Leur mobilisation a payé. Les femmes, qui craignaient d’être marginalisées au sommet de l’UE, seront neuf dans la seconde Commission présidée par José Manuel Barroso. Contre huit dans la précédente, mais avec, rôle prééminent s’il en est, le poste de haut représentante pour les Affaires étrangères et de vice-présidente de la Commission attribué le 19 novembre à la Britannique Catherine Ashton.

Le «Collège», comme on dit à Bruxelles, pose pour l’heure plus de questions que de réponses. Nommés par leurs capitales respectives, mais supposés servir en toute indépendance la cause communautaire, tous, sauf Catherine Ashton, attendent de savoir quelles seront leurs attributions. Le président de la Commission est en effet maître en la matière. Même s’il doit tenir compte des demandes des Etats membres, surtout pour les portefeuilles clés tels la Concurrence, le Marché intérieur, l’Agriculture ou l’Aide au développement.

Michel Barnier reconduit

N’empêche: certains jeux sont déjà faits. La commissaire sortante à la Concurrence, la Néerlandaise Nelly Kroes, devrait hériter des Télécommunications où elle remplacera une autre sortante, la Luxembourgeoise Viviane Reding, grande amie de la Suisse.
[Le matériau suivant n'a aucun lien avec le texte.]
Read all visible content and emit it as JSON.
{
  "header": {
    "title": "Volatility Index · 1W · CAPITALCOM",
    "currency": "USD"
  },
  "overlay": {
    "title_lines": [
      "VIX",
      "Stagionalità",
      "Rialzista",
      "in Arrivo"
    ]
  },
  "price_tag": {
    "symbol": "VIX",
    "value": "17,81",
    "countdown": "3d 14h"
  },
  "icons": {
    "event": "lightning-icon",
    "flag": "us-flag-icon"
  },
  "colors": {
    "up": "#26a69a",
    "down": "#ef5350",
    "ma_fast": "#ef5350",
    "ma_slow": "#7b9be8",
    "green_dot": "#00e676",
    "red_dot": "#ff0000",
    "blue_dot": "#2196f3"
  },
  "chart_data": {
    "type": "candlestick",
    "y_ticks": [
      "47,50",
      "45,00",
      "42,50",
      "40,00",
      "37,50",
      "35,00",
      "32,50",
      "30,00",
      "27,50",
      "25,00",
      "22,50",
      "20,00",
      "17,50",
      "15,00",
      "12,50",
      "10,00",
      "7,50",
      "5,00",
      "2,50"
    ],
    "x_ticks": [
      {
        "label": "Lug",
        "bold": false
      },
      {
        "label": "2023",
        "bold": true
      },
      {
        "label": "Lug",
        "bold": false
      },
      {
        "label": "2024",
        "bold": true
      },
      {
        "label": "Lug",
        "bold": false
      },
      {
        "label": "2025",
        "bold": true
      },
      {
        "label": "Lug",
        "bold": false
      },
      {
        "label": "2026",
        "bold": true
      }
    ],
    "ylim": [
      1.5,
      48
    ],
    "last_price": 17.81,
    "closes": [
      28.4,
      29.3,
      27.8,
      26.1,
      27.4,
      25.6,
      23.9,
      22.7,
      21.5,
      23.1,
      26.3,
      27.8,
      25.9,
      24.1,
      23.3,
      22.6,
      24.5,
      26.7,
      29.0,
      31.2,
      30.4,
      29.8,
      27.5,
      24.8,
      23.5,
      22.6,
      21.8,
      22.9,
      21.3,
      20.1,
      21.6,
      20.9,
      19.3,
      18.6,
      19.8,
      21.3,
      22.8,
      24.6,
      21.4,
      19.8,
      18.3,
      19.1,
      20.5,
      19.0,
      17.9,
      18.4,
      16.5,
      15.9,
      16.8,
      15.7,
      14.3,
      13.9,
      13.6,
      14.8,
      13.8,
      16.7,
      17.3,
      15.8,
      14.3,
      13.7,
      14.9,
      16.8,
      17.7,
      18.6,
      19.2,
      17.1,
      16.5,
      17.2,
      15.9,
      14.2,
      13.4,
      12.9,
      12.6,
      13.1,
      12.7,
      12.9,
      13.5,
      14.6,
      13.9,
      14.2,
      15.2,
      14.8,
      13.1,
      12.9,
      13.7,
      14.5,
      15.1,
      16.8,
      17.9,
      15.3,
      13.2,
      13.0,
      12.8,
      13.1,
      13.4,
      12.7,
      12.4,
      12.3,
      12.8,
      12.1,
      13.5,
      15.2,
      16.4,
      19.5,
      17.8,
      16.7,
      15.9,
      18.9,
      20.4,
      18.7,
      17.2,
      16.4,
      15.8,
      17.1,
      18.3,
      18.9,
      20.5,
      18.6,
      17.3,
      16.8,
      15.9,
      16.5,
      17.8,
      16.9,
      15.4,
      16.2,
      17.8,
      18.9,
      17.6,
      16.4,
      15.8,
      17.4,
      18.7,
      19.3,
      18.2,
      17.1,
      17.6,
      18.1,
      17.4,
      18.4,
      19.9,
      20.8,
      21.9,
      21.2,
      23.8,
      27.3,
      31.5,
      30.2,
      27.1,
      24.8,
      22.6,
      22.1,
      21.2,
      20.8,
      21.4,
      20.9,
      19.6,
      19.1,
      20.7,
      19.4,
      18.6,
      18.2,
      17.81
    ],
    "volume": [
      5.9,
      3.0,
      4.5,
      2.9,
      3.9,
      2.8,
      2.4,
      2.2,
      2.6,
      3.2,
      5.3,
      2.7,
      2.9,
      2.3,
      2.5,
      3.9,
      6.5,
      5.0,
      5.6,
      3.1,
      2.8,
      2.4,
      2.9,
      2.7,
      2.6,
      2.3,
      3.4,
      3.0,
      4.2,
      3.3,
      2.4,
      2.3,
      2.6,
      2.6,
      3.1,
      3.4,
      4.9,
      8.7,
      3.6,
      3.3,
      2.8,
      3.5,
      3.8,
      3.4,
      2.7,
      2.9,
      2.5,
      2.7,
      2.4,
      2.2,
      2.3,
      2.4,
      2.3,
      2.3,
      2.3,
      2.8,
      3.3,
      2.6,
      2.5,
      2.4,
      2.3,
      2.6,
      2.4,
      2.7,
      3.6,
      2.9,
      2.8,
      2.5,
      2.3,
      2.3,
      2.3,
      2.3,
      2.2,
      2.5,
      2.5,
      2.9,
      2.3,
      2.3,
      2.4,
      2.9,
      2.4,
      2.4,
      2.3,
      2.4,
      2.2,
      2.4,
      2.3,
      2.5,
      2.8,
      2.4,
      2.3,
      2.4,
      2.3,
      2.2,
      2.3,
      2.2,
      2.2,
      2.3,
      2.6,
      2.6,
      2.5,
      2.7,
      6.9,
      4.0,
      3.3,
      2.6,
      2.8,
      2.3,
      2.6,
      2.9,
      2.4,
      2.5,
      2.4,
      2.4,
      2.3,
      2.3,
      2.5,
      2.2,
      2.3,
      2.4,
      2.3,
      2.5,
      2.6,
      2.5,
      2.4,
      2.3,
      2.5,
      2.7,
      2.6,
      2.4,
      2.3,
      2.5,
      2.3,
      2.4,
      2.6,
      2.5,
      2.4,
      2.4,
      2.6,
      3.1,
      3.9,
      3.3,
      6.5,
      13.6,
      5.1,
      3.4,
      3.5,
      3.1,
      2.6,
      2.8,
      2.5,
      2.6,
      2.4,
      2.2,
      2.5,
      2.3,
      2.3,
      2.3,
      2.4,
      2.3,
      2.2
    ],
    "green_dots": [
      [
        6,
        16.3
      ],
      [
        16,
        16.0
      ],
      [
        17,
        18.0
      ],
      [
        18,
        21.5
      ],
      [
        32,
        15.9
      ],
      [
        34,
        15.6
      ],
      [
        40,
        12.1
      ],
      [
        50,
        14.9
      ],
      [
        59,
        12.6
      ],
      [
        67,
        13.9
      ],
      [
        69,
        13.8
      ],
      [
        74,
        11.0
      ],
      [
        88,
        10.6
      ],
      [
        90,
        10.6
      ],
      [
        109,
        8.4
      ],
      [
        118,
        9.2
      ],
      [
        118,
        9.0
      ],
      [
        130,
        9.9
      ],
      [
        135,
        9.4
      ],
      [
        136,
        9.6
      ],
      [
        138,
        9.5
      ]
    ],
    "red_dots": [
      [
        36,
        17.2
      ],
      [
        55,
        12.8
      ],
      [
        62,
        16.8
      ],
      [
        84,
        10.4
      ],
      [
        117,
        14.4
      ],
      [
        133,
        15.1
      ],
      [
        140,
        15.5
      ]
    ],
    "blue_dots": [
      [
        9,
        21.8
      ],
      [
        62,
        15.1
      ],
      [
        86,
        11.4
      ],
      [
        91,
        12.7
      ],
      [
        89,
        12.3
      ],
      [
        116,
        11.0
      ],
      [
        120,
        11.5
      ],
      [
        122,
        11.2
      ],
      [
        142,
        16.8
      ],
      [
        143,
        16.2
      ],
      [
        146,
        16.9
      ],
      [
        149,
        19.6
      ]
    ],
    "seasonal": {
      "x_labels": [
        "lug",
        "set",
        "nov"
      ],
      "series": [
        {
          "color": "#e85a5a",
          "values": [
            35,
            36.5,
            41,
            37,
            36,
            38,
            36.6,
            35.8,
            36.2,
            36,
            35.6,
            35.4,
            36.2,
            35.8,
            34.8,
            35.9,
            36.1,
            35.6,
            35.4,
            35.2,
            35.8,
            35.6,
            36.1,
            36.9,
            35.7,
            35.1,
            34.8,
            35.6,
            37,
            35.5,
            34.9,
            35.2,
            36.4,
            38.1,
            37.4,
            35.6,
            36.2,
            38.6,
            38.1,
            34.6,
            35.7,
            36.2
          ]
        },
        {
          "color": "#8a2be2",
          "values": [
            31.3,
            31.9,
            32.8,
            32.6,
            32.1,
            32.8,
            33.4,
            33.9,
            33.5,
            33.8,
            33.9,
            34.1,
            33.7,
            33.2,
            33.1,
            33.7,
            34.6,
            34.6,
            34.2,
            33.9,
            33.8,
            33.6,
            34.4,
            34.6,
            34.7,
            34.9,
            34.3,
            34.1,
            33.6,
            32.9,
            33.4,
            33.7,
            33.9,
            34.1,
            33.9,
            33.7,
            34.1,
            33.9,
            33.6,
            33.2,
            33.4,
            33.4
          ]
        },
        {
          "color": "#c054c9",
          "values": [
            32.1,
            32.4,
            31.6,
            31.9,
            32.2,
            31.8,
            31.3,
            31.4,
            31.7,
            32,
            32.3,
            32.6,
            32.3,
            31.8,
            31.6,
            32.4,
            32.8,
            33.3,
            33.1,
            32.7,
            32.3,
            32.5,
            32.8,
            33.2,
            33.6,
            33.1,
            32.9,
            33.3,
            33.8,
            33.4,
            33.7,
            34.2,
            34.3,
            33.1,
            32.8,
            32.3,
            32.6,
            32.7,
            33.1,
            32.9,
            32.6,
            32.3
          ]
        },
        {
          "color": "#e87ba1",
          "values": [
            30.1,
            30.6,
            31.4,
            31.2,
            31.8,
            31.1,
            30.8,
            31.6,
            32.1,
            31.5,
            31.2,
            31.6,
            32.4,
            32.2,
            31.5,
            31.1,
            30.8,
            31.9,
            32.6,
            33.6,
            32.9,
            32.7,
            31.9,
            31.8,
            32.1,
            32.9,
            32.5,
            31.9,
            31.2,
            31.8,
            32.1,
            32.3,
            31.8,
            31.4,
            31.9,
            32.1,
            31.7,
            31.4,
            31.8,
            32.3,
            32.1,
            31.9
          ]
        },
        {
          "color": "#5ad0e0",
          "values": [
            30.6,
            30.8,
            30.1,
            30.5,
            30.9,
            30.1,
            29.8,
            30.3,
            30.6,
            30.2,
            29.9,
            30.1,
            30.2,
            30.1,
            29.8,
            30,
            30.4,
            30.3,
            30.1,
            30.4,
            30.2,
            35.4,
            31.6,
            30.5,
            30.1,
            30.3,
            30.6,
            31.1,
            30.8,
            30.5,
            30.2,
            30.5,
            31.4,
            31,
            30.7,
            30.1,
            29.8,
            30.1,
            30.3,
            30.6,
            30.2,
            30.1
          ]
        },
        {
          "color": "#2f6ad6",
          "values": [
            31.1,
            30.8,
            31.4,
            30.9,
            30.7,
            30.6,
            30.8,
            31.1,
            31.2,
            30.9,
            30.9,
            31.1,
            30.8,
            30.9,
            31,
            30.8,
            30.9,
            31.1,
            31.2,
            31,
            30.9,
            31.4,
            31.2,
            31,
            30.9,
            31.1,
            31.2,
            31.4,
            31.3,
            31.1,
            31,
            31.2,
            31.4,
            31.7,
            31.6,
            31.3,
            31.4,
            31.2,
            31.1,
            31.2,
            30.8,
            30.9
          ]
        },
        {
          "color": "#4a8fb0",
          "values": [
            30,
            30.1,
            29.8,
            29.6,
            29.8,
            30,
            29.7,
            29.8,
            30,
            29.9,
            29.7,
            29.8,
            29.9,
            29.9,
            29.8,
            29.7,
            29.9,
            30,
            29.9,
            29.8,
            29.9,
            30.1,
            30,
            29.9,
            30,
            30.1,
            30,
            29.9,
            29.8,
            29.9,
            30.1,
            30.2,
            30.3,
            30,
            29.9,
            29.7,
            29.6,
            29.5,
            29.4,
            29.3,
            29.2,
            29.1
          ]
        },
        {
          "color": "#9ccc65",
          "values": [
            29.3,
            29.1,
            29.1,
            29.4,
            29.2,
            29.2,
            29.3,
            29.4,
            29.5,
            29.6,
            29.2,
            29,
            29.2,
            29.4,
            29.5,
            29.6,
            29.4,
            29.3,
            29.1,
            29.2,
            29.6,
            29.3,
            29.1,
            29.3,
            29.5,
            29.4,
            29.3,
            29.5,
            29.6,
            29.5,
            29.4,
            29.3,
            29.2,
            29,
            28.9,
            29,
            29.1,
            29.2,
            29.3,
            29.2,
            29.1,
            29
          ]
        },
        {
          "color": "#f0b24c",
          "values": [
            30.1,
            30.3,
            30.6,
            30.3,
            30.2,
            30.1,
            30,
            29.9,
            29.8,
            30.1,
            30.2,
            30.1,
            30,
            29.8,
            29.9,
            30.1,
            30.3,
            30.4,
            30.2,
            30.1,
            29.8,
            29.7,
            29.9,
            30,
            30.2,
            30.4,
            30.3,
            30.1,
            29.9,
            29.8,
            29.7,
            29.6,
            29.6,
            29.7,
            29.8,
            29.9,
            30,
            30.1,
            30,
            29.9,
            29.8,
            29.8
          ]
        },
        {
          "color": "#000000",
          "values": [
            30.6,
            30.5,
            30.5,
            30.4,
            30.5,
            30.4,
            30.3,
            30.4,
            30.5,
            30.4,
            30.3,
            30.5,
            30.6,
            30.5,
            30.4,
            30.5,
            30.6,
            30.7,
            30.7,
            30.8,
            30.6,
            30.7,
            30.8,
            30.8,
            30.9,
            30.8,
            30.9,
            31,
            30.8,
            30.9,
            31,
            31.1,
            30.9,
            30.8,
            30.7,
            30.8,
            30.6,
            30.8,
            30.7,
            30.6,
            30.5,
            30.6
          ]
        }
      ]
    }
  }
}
Le Français Michel Barnier semble lui assuré d’obtenir le Marché intérieur, services financiers inclus, ce qui en ferait aussi un interlocuteur de Berne. La Fiscalité, en revanche, reste un point d’interrogation. Tandis que le nouveau portefeuille des Négociations climatiques devrait aller à une nouvelle venue, l’actuelle ministre danoise de l’Environnement, Connie Hedegaard. Les réponses sont attendues la semaine prochaine.